The Jewish experience and Maurice Sendak

Joel Schechter in Haaretz:

Wild

The discomfort caused by some of the stories – Sendak's deployment of monsters and brutes only a child can tame – may be part of their attraction. Other Sendak stories of homelessness and kidnapping, and his modern equivalents of Brothers Grimm barbarisms, could keep a child awake, too, as the books explore childhood fears in a universal picture language. But the innocents in the stories survive, and even thrive on challenges they face.

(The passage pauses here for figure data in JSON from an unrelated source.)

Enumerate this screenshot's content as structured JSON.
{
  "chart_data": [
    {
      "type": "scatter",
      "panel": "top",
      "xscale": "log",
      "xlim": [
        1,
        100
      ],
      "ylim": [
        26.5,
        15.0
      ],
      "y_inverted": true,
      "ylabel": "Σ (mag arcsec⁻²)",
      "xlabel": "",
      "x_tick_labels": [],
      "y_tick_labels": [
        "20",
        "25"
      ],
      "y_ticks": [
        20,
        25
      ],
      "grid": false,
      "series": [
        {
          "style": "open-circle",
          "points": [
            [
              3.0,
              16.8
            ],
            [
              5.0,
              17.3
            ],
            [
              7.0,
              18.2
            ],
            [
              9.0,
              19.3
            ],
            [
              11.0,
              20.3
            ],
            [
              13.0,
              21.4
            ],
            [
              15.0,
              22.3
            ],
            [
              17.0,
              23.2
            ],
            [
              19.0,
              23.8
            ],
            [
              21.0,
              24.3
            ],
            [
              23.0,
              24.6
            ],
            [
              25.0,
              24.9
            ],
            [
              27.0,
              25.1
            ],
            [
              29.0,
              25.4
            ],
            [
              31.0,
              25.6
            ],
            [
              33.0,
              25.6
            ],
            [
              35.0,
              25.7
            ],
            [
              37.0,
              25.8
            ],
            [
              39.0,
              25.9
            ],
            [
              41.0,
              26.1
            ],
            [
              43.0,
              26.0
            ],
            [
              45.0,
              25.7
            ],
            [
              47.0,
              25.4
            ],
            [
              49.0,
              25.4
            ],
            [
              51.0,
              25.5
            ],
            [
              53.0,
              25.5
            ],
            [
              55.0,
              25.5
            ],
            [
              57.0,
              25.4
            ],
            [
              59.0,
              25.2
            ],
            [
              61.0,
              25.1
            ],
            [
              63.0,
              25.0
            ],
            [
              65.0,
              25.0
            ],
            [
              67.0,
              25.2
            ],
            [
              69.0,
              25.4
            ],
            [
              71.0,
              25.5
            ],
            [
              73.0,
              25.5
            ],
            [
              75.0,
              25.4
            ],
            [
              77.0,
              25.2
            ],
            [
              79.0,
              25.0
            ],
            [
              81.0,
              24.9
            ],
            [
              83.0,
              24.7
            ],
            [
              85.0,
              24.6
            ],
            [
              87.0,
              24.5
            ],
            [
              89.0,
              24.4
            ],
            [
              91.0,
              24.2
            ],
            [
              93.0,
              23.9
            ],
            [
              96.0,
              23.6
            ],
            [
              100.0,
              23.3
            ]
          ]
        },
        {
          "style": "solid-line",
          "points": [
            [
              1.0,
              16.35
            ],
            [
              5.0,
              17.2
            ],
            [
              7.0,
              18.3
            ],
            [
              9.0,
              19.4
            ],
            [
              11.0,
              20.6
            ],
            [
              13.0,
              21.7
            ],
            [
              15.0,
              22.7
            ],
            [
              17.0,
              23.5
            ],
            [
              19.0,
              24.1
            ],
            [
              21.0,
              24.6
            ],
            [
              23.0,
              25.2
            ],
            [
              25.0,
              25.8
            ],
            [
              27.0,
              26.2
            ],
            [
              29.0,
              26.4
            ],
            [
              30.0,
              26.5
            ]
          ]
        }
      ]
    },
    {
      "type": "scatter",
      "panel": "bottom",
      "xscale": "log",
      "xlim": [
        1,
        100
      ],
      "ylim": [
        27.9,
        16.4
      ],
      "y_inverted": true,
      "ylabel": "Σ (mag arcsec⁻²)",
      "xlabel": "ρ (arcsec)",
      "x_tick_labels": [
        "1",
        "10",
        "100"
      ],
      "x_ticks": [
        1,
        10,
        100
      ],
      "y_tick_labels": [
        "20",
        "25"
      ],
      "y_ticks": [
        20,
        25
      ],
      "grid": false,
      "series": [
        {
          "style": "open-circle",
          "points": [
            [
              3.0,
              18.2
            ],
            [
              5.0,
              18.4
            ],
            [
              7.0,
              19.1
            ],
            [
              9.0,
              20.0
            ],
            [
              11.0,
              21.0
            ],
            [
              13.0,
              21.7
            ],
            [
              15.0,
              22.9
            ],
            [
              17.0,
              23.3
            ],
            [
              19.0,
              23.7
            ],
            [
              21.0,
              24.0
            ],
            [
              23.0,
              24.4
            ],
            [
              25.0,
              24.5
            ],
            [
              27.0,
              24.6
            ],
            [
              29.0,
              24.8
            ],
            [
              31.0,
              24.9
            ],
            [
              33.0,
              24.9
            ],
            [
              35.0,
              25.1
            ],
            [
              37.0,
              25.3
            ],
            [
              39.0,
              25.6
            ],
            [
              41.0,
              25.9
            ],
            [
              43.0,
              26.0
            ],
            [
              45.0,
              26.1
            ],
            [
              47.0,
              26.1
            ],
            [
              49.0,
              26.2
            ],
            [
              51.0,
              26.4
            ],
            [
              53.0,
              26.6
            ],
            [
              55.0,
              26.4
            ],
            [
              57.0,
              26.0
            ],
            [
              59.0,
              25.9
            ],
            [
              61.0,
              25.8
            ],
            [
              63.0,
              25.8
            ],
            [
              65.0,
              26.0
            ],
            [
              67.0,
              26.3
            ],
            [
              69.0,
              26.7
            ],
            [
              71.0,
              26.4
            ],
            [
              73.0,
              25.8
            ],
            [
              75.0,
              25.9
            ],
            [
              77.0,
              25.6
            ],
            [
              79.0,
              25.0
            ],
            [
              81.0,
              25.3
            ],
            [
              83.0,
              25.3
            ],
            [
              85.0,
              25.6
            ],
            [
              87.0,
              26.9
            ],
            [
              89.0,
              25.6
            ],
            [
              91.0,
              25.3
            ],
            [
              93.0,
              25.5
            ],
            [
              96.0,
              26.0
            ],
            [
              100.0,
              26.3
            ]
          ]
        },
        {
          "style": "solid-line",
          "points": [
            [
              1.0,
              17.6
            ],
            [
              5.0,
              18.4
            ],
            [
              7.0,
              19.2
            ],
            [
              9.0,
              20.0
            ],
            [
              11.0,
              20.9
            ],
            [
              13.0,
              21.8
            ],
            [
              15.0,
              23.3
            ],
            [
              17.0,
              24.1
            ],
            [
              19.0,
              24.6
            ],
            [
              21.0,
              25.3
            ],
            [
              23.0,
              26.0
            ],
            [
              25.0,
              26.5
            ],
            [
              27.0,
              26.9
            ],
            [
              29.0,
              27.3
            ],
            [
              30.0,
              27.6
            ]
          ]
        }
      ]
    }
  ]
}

Still, there is a dark, nightmarish aspect to some of the stories, particularly for those adults who see in the visual acknowledgments of Sendak's Yiddish background images that evoke the Holocaust. “Brundibar,” with text by playwright Tony Kushner, portrays Czech Jewish ghetto children rebelling against a tyrant who resembles Hitler in an early Sendak sketch for the story. In a later draft, the tyrant turns into a clownish bully, an organ grinder with Napoleonic hat and bluster; but the story of children resisting tyranny remains a poignant tribute to its sources: Czech composer Hans Krasa's opera, and children in the Terezin concentration camp who sang about “Brundibar” in 1943 before they were sent to Auschwitz. On one level, the story is simply a fable in which children rally, sing (despite Brundibar's objections) and drive away the town bully; but it alludes to far more disturbing events of the 1940s and, as in other Sendak works, more meets an adult eye than might be seen by a child. This could explain why many of the drawings at the Contemporary Jewish Museum hang at a height more easily viewed by adults than by small children, as if the kids are not expected to see everything.